We are still gathering a few more logs this week to confirm what is being seeing and to ensure this intake is holding up well, but all signs are positive at this point. When at a complete stop, the intake temps are following along with the OEM intake. They aren't rising above 100* that often. We admit that the drive this log was based on didn't have very many stops (which is why we are gathering a few more) but initial signs show that it's better than the CPE intake we had on hand, and at least as good as the OEM intake. Keep in mind we are still using the OEM air box and the same aftermarket open-ended filter used in other logs. The only thing changed was the OEM intake tube to this silicone intake tube. Given that the temperature sensor is part of the first MAP sensor right after the airbox this setup isn't really measuring the efficiency of the intake tube as it is more towards the efficiency of the air box itself. However we can see that this is an improvement in temperatures over the CPE box, and it's full 3" intake all the way to the turbo which maximizes airflow. We plan on continuing testing by adding a temp sensor pre turbo to truly measure the intake tube efficiency, but for now this will do.
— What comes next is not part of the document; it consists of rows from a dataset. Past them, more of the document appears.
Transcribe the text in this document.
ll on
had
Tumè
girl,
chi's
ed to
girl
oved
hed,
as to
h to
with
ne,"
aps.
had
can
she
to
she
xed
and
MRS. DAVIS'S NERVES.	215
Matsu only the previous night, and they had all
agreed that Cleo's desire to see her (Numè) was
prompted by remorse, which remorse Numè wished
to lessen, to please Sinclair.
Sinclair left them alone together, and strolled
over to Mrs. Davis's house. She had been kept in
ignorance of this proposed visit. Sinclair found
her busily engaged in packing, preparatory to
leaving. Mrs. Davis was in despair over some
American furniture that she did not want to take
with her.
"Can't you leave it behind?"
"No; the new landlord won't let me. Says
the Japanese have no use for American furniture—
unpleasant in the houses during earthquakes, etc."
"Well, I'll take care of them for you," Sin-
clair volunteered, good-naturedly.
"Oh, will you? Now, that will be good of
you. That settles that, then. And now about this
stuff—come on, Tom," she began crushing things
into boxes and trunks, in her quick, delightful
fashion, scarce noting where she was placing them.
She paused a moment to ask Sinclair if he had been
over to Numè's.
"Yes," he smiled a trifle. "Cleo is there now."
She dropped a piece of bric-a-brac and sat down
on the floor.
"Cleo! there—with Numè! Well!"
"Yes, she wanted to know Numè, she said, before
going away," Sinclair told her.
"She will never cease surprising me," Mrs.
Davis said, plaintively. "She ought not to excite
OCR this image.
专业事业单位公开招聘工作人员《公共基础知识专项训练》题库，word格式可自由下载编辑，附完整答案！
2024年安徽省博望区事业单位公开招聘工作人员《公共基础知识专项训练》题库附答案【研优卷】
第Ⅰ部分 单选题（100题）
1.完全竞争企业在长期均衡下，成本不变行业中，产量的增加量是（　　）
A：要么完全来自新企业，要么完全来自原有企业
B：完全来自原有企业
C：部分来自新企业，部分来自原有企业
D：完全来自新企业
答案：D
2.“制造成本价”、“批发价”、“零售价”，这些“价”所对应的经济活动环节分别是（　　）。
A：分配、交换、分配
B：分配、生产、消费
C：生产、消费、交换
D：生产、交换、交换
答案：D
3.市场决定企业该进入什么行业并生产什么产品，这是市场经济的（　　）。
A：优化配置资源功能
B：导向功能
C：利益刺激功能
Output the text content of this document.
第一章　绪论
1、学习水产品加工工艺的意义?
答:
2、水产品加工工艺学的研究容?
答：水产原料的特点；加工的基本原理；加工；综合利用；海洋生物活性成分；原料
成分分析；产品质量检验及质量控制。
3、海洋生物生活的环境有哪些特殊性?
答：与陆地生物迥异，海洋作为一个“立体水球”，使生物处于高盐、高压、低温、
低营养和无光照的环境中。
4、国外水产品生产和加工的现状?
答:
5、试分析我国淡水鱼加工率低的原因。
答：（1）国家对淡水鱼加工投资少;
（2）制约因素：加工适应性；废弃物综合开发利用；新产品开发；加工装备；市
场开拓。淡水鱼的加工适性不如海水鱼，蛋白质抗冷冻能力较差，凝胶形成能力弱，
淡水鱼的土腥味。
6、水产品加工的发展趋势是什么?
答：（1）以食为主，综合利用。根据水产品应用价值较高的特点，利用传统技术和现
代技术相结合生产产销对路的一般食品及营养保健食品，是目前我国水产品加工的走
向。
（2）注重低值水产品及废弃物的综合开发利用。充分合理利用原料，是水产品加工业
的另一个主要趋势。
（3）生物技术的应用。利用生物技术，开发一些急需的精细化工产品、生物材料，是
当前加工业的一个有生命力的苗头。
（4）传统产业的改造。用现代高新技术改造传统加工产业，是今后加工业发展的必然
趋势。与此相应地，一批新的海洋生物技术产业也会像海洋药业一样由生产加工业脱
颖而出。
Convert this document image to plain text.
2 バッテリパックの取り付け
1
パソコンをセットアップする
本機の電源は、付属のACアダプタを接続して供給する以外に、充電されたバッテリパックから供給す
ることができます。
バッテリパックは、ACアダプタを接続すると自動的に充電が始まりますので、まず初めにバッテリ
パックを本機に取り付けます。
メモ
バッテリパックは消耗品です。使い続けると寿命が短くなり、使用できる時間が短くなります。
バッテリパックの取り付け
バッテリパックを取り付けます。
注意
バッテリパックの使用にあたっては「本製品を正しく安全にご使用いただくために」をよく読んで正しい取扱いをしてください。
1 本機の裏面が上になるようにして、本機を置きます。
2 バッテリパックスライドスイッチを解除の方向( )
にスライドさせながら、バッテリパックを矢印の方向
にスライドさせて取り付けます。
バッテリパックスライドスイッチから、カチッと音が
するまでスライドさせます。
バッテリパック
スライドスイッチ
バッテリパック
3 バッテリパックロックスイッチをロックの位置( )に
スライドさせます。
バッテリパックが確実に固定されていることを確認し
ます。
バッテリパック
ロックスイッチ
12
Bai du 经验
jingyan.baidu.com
When moving, intake temps are at ambient. We have seen on multiple occasions where the intake temps displayed on the COBB Access Port are 4 degrees lower than the ambient temps displayed by the car, and stay that low for 15 min or more. It's interesting to see this large of a difference for an extended period of time. To date, we have yet to see -4 ambient temperatures. At most we have seen -2 on other intake setups not using aluminum intake tubes (i.e. Carbon Fiber). The data shows that this intake cools incredibly fast since it is not retaining any heat.
We will continue testing against other comparable intake setups but for now, we are pleased with the results.